It helps to have the data. In our statistics-driven culture, there’s no substitute for having the numbers to quantify the scope of a problem.
One recent case in point is New York bike and pedestrian accidents. Researchers from Hunter College released a study of bike-on-pedestrian accidents from 2007 to 2010. The data indicate a statewide drop in pedestrian injuries in crashes caused by cyclists.
The Hunter study did not contain specific numbers for New York City and its boroughs. But it is known that over half of the accidents occur in New York City.
It’s not as if bike-on-ped accidents have gone away. There are still over 900 pedestrians a year in New York State who require medical attention after getting hit by cyclists. The number is going down, however, even as the number of bike lanes goes up, especially in New York City.
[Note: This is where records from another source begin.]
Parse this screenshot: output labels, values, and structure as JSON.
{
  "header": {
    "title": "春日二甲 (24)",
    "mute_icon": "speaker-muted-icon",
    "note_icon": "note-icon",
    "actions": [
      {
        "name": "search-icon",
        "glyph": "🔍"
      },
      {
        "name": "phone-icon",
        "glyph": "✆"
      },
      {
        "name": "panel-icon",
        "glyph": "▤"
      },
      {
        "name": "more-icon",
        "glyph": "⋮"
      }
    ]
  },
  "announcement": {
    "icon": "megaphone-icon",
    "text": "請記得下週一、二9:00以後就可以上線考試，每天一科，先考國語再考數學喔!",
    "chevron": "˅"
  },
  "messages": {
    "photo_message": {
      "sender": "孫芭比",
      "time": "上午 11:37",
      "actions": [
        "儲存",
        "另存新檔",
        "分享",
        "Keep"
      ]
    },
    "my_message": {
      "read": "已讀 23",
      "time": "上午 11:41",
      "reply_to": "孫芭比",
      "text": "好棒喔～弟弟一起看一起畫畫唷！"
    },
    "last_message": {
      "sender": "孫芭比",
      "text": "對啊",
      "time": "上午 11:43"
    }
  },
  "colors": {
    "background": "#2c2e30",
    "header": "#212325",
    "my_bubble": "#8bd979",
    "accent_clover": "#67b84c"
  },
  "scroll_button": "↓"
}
Naturally, advocates for transit are quick to suggest that increased bike commuting into Manhattan and elsewhere in New York City could make everyone safer. The Hunter College research provides a useful starting point for moving the transit planning conversation forward.
Another part of that conversation is, of course, the need to do more to prevent motor vehicle accidents. Many previous studies have found that bike and pedestrian injuries are closely related to the speed of motor vehicles on the surrounding streets.
In other words, speed skills. It also injures. The more that basic fact is recognized, the more injuries and deaths can be prevented.